I wonder how many people lost their jobs over this?
It's an oddity how many IT folks preach about backups, disaster recovery, and the like yet walk back into their glass house every single day and fail to practice what they preach.
It doesn't just apply to backups either. Password expiration, weak passwords, bad permissions, one time fixes, and the rest seem to be common place. It's absolutely amazing how lazy IT folks can be when it comes to doing their own job.
@UnderLoK: It's simple. Everybody KNOWS you HAVE to have backups and a disaster recovery plan. Everybody KNOWS that their backup routine is solid, and that their disaster recovery plan is the best possible.
And then the disaster hits, and you check your backups... oh, ooops. That 9-track tape you had your data on was failing silently. Ooops, the offsite data got overwritten because your software was buggy. Dang! That disaster recovery plan forgot to actually TEST the backup hardware...

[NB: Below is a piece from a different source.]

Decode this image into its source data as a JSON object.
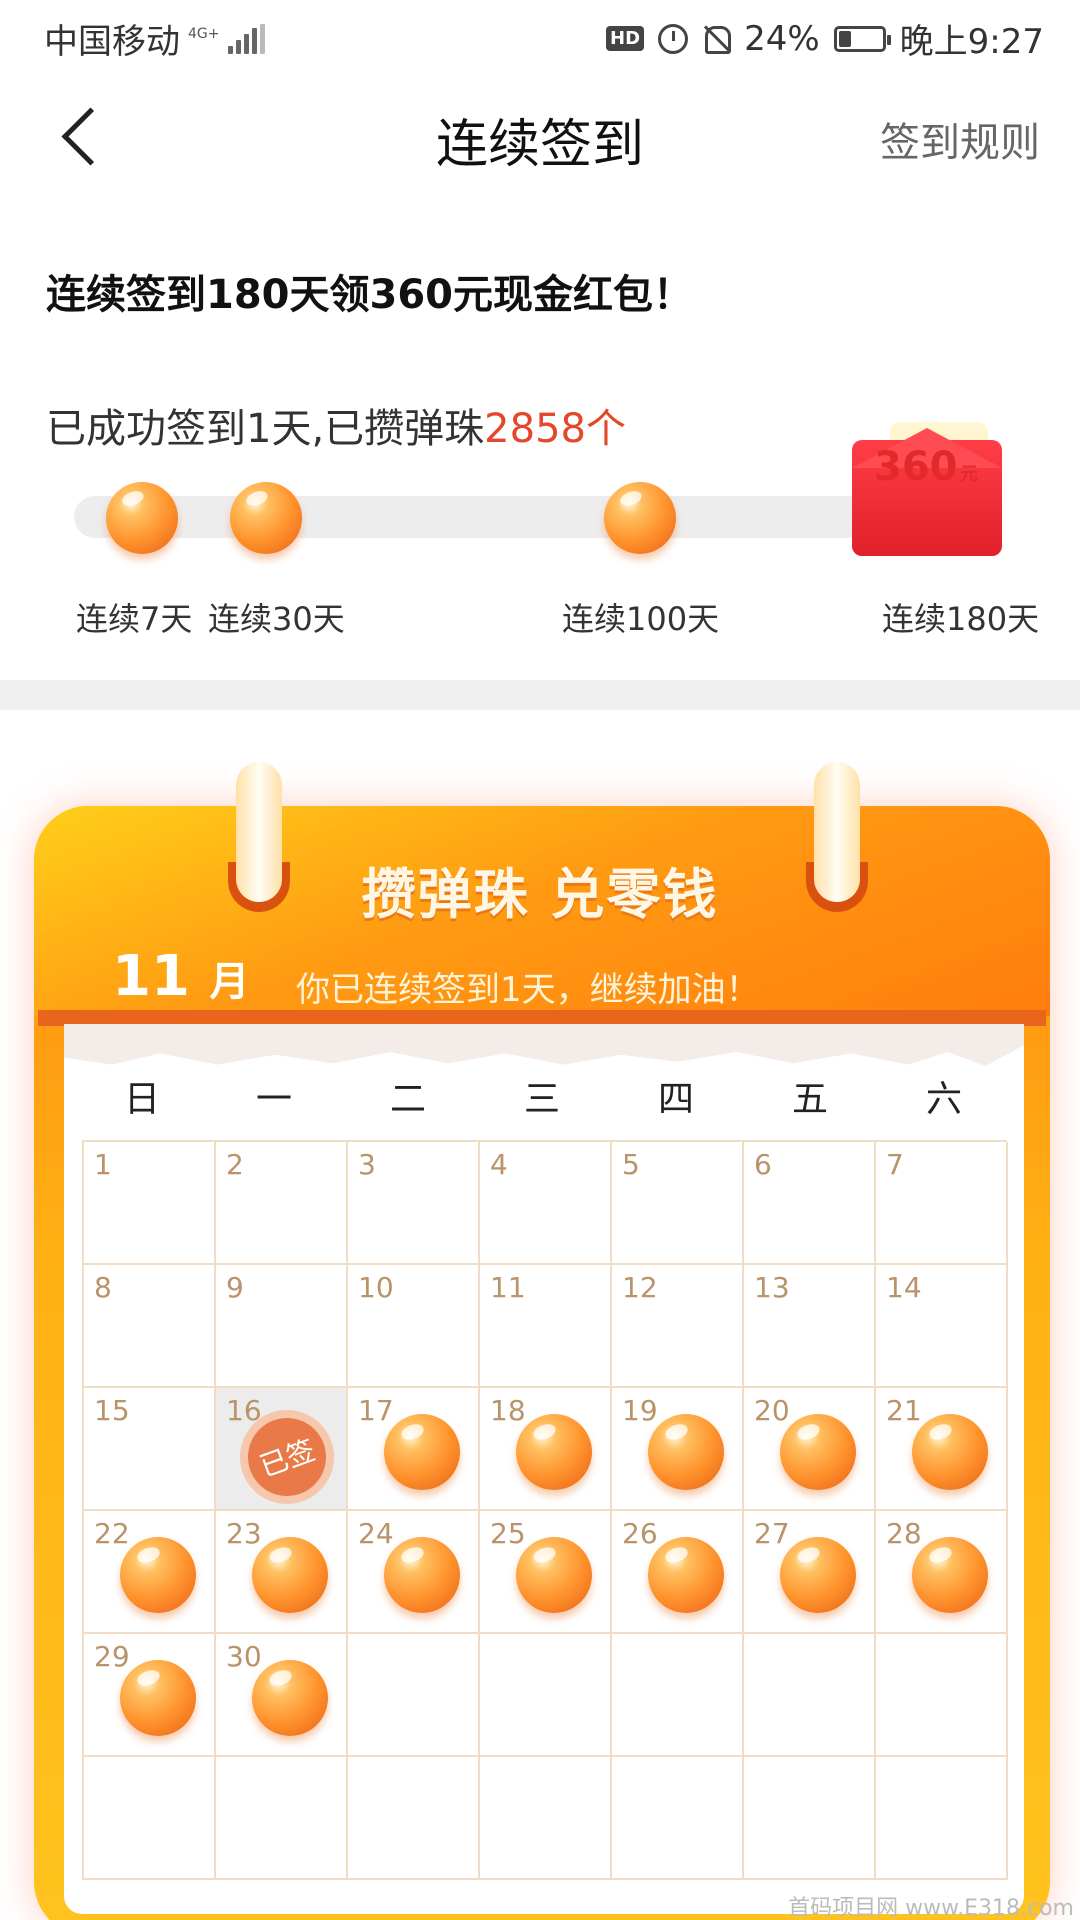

The problem with backups and disaster recovery is that if ANYTHING goes wrong, AT ALL, and there's lots that can go wrong, you look completely incompetent for all that look, even if it was a good plan. Because there's no difference between "it SHOULD have worked but the vendor-provided backup solution had a minor bug which erased your data" and "there was no chance in hell your data was surviving, and those of us over in IT are laughing our asses off at you" to the end user. #tmobile
@DennyCraneDennyCraneDennyCrane: That's the whole point, they know the terms, but they don't know what they really mean or how to implement them or are just flat out lazy. #tmobile
@UnderLoK: Well, I agree in general, but I think that doing it RIGHT at a large scale is really, really hard. And even if you think you've got it right, you can get it wrong, even if you know what you're doing. And, even then, you can always get some corner case that nobody thought of, that can make it end badly.
Why? Because backing up Petabytes is HARD. It takes a long, long time. Testing it takes even longer. If there's corruption in a backup, sometimes even an otherwise good testing routine can miss it. Sometimes, hot-swap hardware is tested and verified, but fails because the data is bad. Sometimes the hot-swap hardware is tested and verified, but fails because it wasn't used for so long, dust built up and caused a short.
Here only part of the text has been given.